- Official poster featuring star Tasha Connor
- Directed by: Pat Holden
- Written by: Pat Holden
- Produced by: Bil Bungay; Deepak Nayar;
- Starring: Kate Ashfield; Tasha Connor; Steven Waddington; Craig Parkinson; Martin Compston; Jo Hartley;
- Music by: Marc Canham
- Distributed by: Bil Bungay
- Release dates: 31 January 2012 (International Film Festival Rotterdam); 13 September 2012 (United Kingdom);
- Running time: 86 minutes
- Country: United Kingdom
- Language: English

= When the Lights Went Out =

2012 film directed by Pat Holden

When the Lights Went Out is a 2012 British supernatural horror film directed by Pat Holden and starring Kate Ashfield, Tasha Connor, Steven Waddington, Craig Parkinson, Martin Compston, and Jo Hartley. It was released in the UK on 13 September 2012. The film premiered at the Rotterdam International Film Festival.

==Plot==
In 1974, Len and Jenny Maynard (Steven Waddington and Kate Ashfield) move into a new home in Yorkshire, where their 13-year-old daughter Sally is haunted by the ghost of a young girl and the demonic ghost of a monk. Sally's history teacher, Mr Price (Martin Compston), learns that the family is haunted by the spirit of a young girl who was murdered in a forest, and informs Len. Sally's parents seek out the assistance of a paranormal specialist and a local priest. The specialist is able to make contact with the spirit but during the session, the group is attacked by it, and the specialist is unable to remove the spirits from their house.

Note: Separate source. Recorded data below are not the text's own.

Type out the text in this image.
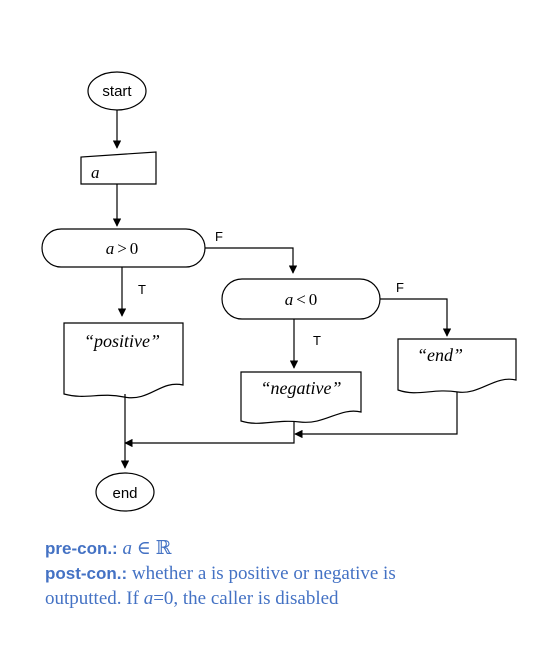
start
a
a > 0
F
T
a < 0
F
T
“positive”
“end”
“negative”
end
pre-con.: a ∈ ℝ
post-con.: whether a is positive or negative is
outputted. If a=0, the caller is disabled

Len and his friend, Brian (Craig Parkinson), convince Father Clifton (Gary Lewis) to perform an exorcism on their house. He initially refuses, citing lack of permission from the church, but they blackmail him by showing photos of Clifton engaging in an illicit affair with his housekeeper, Mrs Blithe. Clifton agrees and explains that the monk, while alive, preyed on young, uneducated girls in the neighbourhood and cut off their tongues so that they could not expose him. He killed the young girl in the forest, as she was educated, and could have exposed his deeds by writing about it. After the incident, the monk was secretly tried, hanged, and buried, in order to preserve the church's honour. They proceed with the exorcism at Len's house; the spirit violently resists but Clifton manages to drive it out.

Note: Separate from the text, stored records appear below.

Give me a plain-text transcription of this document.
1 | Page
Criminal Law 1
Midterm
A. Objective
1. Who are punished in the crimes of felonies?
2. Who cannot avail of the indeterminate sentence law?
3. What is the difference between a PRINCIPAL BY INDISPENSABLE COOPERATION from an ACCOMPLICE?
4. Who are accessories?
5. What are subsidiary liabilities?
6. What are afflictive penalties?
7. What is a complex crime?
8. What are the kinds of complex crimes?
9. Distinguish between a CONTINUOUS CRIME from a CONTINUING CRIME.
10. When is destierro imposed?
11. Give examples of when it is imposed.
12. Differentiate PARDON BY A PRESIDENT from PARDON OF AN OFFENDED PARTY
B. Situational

The family returns to normal life, but one night, the spirit returns and attacks Sally, attempting to hang her. Len and Jenny try to save her but the spirit knocks them out. Sally then throws the young girl's locket into the electric heater, causing a fire. The young girl's spirit appears and confronts the evil monk's spirit, which is driven from the house. Following the incident, the family remain in the house, though Sally never enters her bedroom again.

==Cast==
- Kate Ashfield as Jenny Maynard
- Steven Waddington as Len Maynard
- Tasha Connor as Sally Maynard
- Craig Parkinson as Brian
- Jo Hartley as Jeanette
- Martin Compston as Mr. Price
- Andrea Lowe as Rita
- Gary Lewis as Father Clifton
- Tony Pitts as Hilary Barnes
- Martina McClements as Mrs. Blithe
- Molly Windsor as pale girl
- Hannah Clifford as Lucy

==Production==
According to the filmmakers, the story is "loosely" based on a claimed poltergeist haunting known as "The Black Monk of Pontefract", said to have occurred in the home of Joe and Jean Pritchard at 30 East Drive, Pontefract, West Yorkshire. According to Jean Pritchard's sister-in-law Renee Holden, alleged supernatural disturbances by a poltergeist given the nickname "Fred" included "throwing things around, freezing rooms down, creating water puddles and making noises". The Pritchards' daughter, Diane, was supposedly dragged upstairs by her neck. The incident was locally popular but "largely unknown elsewhere" until Colin Wilson wrote a book about it in 1981 that gained notoriety among paranormal aficionados. Director Pat Holden stated that he "embellished the story to make it fit it into a horror movie template".

==Reception==

On Rotten Tomatoes, the film holds an approval rating of 36% based on 11 reviews, with a weighted average rating of 4.7/10.